In the previous episode we learned how to give a model information with RAG. But what if we want to change the model itself? Make it speak better in a specific language, adopt a particular style, or perform better in a specialized domain? This is where Fine-tuning comes in.
Three Stages of a Language Model’s Life
Stage 1: Pre-training
The heaviest stage. Companies like Meta train models on trillions of words for months on thousands of GPUs. Cost: ~$30M for a large model. You do not do this — you use ready models.
Stage 2: SFT (Supervised Fine-Tuning)
Teaching the model how to have conversations by showing thousands of good conversation examples.
Stage 3: RLHF
Humans review model responses and provide feedback to improve quality.
When to Fine-tune vs When Not To
Fine-tune when:
- You need a specific style/tone
- You need better performance in a specific language
- You need consistent output format (e.g., always JSON)
- API costs are too high — a small fine-tuned model can replace a large one
Do NOT fine-tune when:
- You just need additional information — use RAG instead
- Good prompting is sufficient
- You lack quality training data
- Information changes frequently — RAG is better
Golden rule: Try Prompt Engineering first. Then RAG. If still insufficient, then fine-tune.
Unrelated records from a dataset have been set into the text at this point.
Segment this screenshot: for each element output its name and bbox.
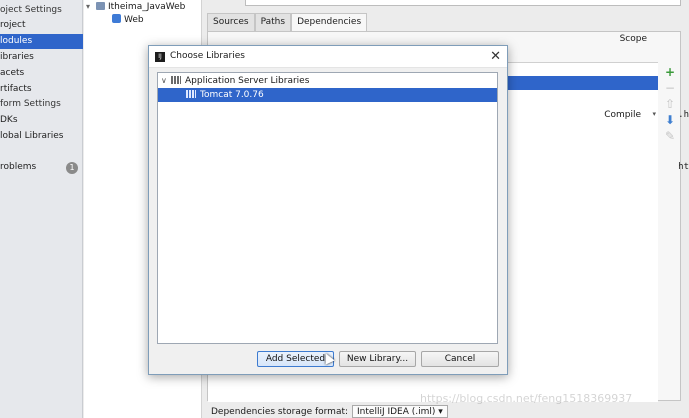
- web-facet-icon: [112, 14, 121, 23]
- tree-node-module[interactable]: ▾ Itheima_JavaWeb: [86, 0, 185, 14]
- tree-group-label: Application Server Libraries: [185, 76, 310, 86]
- cancel-button[interactable]: Cancel: [421, 351, 499, 367]
- tab-dependencies[interactable]: Dependencies: [291, 13, 368, 31]
- library-group-icon: [171, 76, 181, 84]
- sidebar-item-libraries[interactable]: ibraries: [0, 50, 83, 65]
- library-item-tomcat[interactable]: Tomcat 7.0.76: [158, 88, 497, 102]
- library-tree[interactable]: ∨ Application Server Libraries Tomcat 7.0…: [157, 72, 498, 344]
- storage-format-label: Dependencies storage format:: [211, 407, 349, 417]
- close-icon[interactable]: ✕: [490, 49, 501, 64]
- dependency-toolbar: + − ⇧ ⬇ ✎: [663, 64, 677, 144]
- edit-dependency-icon[interactable]: ✎: [663, 128, 677, 144]
- sidebar-item-sdks[interactable]: DKs: [0, 113, 83, 128]
- tab-paths[interactable]: Paths: [254, 13, 292, 31]
- settings-sidebar: oject Settings roject lodules ibraries a…: [0, 0, 83, 418]
- add-dependency-icon[interactable]: +: [663, 64, 677, 80]
- sidebar-item-artifacts[interactable]: rtifacts: [0, 82, 83, 97]
- scope-dropdown-arrow-icon[interactable]: ▾: [652, 110, 656, 118]
- move-up-icon[interactable]: ⇧: [663, 96, 677, 112]
- dialog-titlebar[interactable]: IJ Choose Libraries ✕: [149, 46, 507, 68]
- remove-dependency-icon[interactable]: −: [663, 80, 677, 96]
- tab-sources[interactable]: Sources: [207, 13, 255, 31]
- scope-column-header: Scope: [619, 34, 647, 44]
- intellij-app-icon: IJ: [155, 52, 165, 62]
- dependency-scope-value[interactable]: Compile: [604, 110, 641, 120]
- module-name-field[interactable]: [245, 0, 681, 6]
- tree-node-web-facet[interactable]: Web: [112, 13, 144, 27]
- dialog-title: Choose Libraries: [170, 51, 245, 61]
- background-editor-text-2: ht: [678, 162, 689, 172]
- choose-libraries-dialog: IJ Choose Libraries ✕ ∨ Application Serve…: [148, 45, 508, 375]
- tree-collapse-arrow-icon[interactable]: ▾: [86, 0, 96, 14]
- storage-format-select[interactable]: IntelliJ IDEA (.iml) ▾: [352, 405, 448, 418]
- storage-format-value: IntelliJ IDEA (.iml): [357, 407, 436, 417]
- web-facet-label: Web: [124, 15, 144, 25]
- sidebar-section-project-settings: oject Settings: [0, 5, 62, 15]
- sidebar-item-facets[interactable]: acets: [0, 66, 83, 81]
- move-down-icon[interactable]: ⬇: [663, 112, 677, 128]
- sidebar-section-platform-settings: form Settings: [0, 99, 61, 109]
- chevron-down-icon: ▾: [438, 407, 443, 417]
- problems-count-badge: 1: [66, 162, 78, 174]
- watermark: https://blog.csdn.net/feng1518369937: [420, 392, 633, 405]
- sidebar-item-global-libraries[interactable]: lobal Libraries: [0, 129, 83, 144]
- module-name: Itheima_JavaWeb: [108, 2, 186, 12]
- library-icon: [186, 90, 196, 98]
- tree-expand-arrow-icon[interactable]: ∨: [161, 74, 171, 88]
- library-item-label: Tomcat 7.0.76: [200, 90, 264, 100]
- sidebar-item-modules[interactable]: lodules: [0, 34, 83, 49]
- module-tabs: Sources Paths Dependencies: [207, 13, 368, 31]
- module-folder-icon: [96, 2, 105, 10]
- new-library-button[interactable]: New Library...: [339, 351, 416, 367]
- sidebar-item-project[interactable]: roject: [0, 18, 83, 33]
- storage-format-row: Dependencies storage format: IntelliJ IDE…: [211, 405, 448, 418]
- background-editor-text-1: .h: [678, 110, 689, 120]
- tree-group-app-server-libraries[interactable]: ∨ Application Server Libraries: [158, 74, 497, 88]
LoRA — The Fine-tuning Revolution
Instead of updating all 7 billion parameters, LoRA adds a small set of extra parameters and trains only those. Like adding a room to a building instead of rebuilding it entirely. Benefits: 16GB instead of 80GB memory, faster training, tiny saved weights.
QLoRA — LoRA Squared
Combines Quantization + LoRA. Fine-tune a 7B model on just 8-10 GB VRAM — even an RTX 3060 works!
Preparing Your Dataset
Quality over quantity. 1,000 high-quality examples beat 100,000 low-quality ones. Use conversation format with system/user/assistant roles.
Common Mistakes
- Overfitting: Model memorizes training data. Solution: diverse data, fewer epochs.
- Catastrophic Forgetting: Model forgets previous knowledge. Solution: use LoRA, low learning rate.
- Bad data quality: Garbage In, Garbage Out.
- No evaluation: Always test after fine-tuning with benchmarks.